If big band jazz began on dance hall stages, it didn’t take long to move up to the concert hall. It was a move that offered musicians new possibilities. Danceable swing was great, but the concert hall offered them the place to compete with the kind of music that was considered more serious. As early as 1924, Paul Whiteman and George Gershwin had famously shown them the way when “Rhapsody in Blue” was premiered at New York City’s Aeolian Hall. And while Benny Goodman took his orchestra to the Carnegie Hall stage in 1938, there was swinging dance music aplenty; there were concert pieces—most notably a 12-minute version of “Sing, Sing, Sing (With a Swing)"—as well. And if economics made the big dance band something of a dinosaur after the '40s, concert jazz bands had better luck—think Duke Ellington, Stan Kenton, and Miles Davis’s work with Gil Evans.
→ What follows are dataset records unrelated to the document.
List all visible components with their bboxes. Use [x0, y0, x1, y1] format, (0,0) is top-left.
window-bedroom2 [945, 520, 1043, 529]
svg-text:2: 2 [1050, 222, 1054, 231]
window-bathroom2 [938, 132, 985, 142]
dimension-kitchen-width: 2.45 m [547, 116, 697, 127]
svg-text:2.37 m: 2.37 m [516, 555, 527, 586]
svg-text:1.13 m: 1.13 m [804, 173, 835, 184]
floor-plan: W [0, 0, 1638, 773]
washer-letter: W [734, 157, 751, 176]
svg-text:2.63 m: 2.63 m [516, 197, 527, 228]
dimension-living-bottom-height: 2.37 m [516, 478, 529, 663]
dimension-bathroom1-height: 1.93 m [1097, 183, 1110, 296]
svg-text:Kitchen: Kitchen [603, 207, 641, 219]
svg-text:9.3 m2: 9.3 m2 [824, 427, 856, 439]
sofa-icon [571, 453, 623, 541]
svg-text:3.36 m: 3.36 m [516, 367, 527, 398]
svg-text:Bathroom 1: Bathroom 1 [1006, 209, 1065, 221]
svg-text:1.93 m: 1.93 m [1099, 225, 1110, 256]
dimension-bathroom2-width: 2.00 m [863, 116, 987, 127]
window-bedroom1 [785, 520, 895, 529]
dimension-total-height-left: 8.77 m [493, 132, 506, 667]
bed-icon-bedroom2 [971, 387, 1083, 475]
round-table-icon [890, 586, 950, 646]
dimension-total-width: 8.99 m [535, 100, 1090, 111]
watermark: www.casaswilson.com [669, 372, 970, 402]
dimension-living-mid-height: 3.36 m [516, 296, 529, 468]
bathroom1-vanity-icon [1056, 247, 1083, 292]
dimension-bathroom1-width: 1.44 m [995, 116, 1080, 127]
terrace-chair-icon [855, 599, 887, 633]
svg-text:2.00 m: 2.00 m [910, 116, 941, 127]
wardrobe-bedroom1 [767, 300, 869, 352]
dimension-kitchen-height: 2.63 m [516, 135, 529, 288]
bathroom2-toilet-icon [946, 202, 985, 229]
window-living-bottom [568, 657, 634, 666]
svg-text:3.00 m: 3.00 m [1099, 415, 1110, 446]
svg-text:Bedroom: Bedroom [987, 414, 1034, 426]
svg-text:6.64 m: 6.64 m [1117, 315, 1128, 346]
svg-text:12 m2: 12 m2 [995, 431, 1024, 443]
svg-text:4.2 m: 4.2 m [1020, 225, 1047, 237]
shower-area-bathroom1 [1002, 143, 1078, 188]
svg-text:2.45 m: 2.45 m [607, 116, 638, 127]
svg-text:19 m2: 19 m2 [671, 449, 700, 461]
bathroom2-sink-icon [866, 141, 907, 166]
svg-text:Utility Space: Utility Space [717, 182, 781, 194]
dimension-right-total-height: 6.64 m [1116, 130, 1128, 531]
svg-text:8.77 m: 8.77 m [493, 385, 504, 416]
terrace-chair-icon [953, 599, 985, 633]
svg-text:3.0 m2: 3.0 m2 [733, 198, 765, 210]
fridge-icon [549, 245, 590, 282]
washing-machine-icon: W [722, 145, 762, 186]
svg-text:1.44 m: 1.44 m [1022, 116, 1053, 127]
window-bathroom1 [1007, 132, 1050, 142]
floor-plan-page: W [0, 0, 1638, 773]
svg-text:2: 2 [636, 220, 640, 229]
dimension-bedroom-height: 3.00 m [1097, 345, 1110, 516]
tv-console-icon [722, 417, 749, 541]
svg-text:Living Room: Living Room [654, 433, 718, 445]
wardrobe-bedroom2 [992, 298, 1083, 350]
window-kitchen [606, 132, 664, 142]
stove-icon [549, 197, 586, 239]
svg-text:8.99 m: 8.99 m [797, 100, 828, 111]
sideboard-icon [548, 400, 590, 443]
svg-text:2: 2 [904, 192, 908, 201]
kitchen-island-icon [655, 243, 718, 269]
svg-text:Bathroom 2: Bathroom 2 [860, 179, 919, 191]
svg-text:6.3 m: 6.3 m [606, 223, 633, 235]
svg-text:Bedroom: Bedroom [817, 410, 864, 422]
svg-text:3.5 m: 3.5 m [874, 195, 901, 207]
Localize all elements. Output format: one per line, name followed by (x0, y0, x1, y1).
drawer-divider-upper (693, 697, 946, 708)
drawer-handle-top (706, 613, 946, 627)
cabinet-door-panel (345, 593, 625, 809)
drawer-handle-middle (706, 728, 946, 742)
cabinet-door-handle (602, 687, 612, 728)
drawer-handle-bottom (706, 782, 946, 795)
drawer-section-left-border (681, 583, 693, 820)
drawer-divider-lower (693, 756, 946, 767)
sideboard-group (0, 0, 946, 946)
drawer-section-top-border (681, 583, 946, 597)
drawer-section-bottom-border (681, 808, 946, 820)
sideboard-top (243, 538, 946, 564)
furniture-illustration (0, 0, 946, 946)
While there is clearly some growing momentum these days to resurrect the big dance band as seen in recent releases by Bernt Rosengren and Joe Clark, Culture, the new album from trumpeter/composer John Vanore and his unique 12-piece ensemble, Abstract Truth is clearly intended as an innovative voice in the concert band mode. This is not dance music. As Vanore says about Curiosity, an earlier album, and the creation of the band: “It was decided to write for and create a 'new' group, based on the concept of the intimacy of a small group with the fire power of a big band.” In the liner notes to the new album, Vanore explains the group’s aesthetic: “Abstract Truth defines our voice by presenting a uniquely instrumental large ensemble, where the solo voice is prominent, if not dominant ... drawing on the traditions of the big band, but neither limited by nor imitating it.”
Unique seems to be the key term to describe the band. Brass dominates. Aside from Vanore’s trumpet, personnel includes four more trumpeters who double on the flugelhorn, a French horn, a trombone, and a bass trombone. Add two reed players, a guitar, bass and drums, and a pianist and a bass clarinetist are featured on a few of the tracks. It is easy to see that unique is certainly an apt descriptor; this is a band that has a sound all its own.